その時は「変わった名前…」ぐらいな意識しかなかったのですが、いつしか大人になってその事を思い出して、「そういえば、あの時本で見た明延ってどんな所なのか?」と思うようになり、それが「行きたい」に変わっていきました。
改めて調べると「すず鉱山で栄えた街」とあり、今はもう操業も停止(1987年)している、と…。幼少時見た資料は1970年代後半当時でしたが、まだ現役のすず鉱山として操業していた頃だったんですね…。
同じ県でありながら、なかなか容易に行けない場所でもあり、昨年末に実現するまでかなりの時を要してしまいました。ようやく行く計画も立てて(何しろ経路の本数が少ないので…)、満を持して向かう事となりました。
まず八鹿駅に出てくる自体に時間を要し、姫路⇒寺前⇒和田山…とJRを3度も乗り換えた挙句にようやく着いたのでした、県内でありながら…。
八鹿駅からはここに泊まっている「全但バス」で明延に向かいます。
右に隠れている部分にバスセンターがあり、待合室もあるのですが、バスが来たとかアナウンスはないし、待合室から見える所までバスも来なくて、定刻前になっても一切そんな気配がなく少々焦りました。
要はこの停まってる所へ随時乗りに来なさい方式だった訳です。そんな事も知らず、危うく黙って見過ごすところでした。アナウンスぐらいあってもいいと思いますが…本数少ないのに。
ちなみに明延方面へのダイヤ的には、1日に8本くらいしかなかったので、事前調査は不可欠でした。朝の5時台前半から地元を発って、ここの8:30発のバスに乗れるようにやってきました。
「明延」行のバスで終点まで、所要1時間強で運賃は¥1,090でした。
山道にも結構入ってなかなかの車窓風景でした…
終点明延です。
こののりばは実は帰りの時のものですが、着いたのは下側の写真の建物のすぐ左側方になります。この広場隔てて向こうにも同様ののりばがあり、やはり八鹿駅方面のもので、時期により微妙にのりば位置が違う不思議な事になっていました。
鉱山の街だけあって、周囲ビッシリ山なのですが、それにしても閑散としていました。かつては鉱夫立ちで賑わい、4,000人余りの人々が暮らしていたといいますが、今や見る影もなく、街を歩いている人などほとんど見かけませんでした。それもそのはずで、今は最盛時の3%ほど、人口わずか120人ほどの集落になってしまっているといいます。
人で賑わっていた様子が、廃墟群を来ると分からなくもないですが、なんとなくの想像しかつかず、この旅を通してゴーストタウンを徘徊してるようにしか思えませんでした。
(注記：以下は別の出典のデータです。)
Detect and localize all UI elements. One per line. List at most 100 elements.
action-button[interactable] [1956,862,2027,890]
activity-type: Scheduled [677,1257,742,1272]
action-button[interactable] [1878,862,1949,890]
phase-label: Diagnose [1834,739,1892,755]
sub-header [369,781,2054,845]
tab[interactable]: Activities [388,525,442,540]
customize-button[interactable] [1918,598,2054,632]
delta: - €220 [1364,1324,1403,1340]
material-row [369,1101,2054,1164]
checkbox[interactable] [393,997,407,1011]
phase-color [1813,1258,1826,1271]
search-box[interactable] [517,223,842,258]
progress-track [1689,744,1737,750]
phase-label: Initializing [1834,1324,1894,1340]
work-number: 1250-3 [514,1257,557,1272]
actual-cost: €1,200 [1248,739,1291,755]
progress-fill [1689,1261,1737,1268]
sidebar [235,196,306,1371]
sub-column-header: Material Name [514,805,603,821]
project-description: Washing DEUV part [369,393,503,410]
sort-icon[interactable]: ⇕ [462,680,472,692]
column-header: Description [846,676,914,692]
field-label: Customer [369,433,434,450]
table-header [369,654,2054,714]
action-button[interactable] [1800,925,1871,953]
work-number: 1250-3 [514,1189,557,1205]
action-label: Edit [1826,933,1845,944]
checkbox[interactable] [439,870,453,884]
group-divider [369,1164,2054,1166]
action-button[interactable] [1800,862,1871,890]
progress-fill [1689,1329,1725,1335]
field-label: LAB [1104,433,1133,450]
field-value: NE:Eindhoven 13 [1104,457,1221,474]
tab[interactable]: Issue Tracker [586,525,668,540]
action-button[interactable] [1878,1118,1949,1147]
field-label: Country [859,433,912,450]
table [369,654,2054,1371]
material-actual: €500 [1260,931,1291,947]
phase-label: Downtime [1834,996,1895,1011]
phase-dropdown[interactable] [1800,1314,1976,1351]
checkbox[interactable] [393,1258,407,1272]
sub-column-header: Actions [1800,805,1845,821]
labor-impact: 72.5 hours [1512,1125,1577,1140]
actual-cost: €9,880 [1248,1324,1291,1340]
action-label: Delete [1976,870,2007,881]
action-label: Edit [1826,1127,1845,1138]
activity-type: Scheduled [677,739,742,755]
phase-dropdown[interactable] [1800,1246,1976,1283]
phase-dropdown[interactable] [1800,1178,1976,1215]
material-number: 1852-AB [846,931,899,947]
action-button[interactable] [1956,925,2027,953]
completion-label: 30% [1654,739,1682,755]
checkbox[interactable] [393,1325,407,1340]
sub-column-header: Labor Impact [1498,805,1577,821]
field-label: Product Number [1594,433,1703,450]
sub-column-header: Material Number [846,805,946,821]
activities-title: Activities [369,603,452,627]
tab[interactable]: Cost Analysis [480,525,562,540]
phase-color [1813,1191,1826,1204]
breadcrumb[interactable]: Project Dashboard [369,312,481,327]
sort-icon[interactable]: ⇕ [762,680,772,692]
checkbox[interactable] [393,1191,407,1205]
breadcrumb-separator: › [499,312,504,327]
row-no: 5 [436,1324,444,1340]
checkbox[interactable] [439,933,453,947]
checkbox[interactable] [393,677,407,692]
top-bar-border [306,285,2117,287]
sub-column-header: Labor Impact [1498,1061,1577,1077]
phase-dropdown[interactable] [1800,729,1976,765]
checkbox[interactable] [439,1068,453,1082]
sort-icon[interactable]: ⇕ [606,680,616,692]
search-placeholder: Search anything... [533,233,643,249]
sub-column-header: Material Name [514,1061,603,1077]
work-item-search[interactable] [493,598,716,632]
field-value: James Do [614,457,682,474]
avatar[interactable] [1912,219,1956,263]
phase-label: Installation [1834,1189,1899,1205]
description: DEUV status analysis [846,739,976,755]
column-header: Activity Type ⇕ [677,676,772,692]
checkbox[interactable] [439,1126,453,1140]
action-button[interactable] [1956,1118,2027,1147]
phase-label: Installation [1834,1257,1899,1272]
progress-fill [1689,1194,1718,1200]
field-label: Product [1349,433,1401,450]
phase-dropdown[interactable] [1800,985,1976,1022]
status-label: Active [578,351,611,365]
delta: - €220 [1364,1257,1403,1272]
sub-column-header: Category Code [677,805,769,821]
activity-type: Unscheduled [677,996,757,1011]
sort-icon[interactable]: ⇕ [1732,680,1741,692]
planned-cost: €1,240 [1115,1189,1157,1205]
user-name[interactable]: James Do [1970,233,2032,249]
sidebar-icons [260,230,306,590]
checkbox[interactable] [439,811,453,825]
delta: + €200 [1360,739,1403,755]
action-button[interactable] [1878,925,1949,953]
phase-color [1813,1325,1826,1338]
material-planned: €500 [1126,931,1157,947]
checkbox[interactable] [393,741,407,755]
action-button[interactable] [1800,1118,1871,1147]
明延バス停に停車する隣の建屋ですが「あけのべ憩いの家」という施設で、地区のシンボル的な存在です。10:00~16:00に開いているとの事ですが、この時は年末も押し迫った12/30だったせいか、10時を過ぎても開いてませんでした。
上の写真にも写っていますが、あけのべ憩いの家の真ん前にある「明延の一円電車」です。
この明延鉱山で走っていた「鉱山電車」であり、乗車料金が一円であった事から、このように呼ばれています。
1945(昭和20)年に鉱山従業員の通勤用として走っていたもので、1987(昭和62)年の閉山時に廃止(運行自体は昭和60年11月まで)されたといいますが、ここ明延鉱山から神子畑(みこばた)選鉱場まで約6kmの区間をガタンゴトンと運行されていたそうです。明延は錫鉱脈が発見され、錫の採掘、神子畑は選鉱場としての分業体制が取られていました。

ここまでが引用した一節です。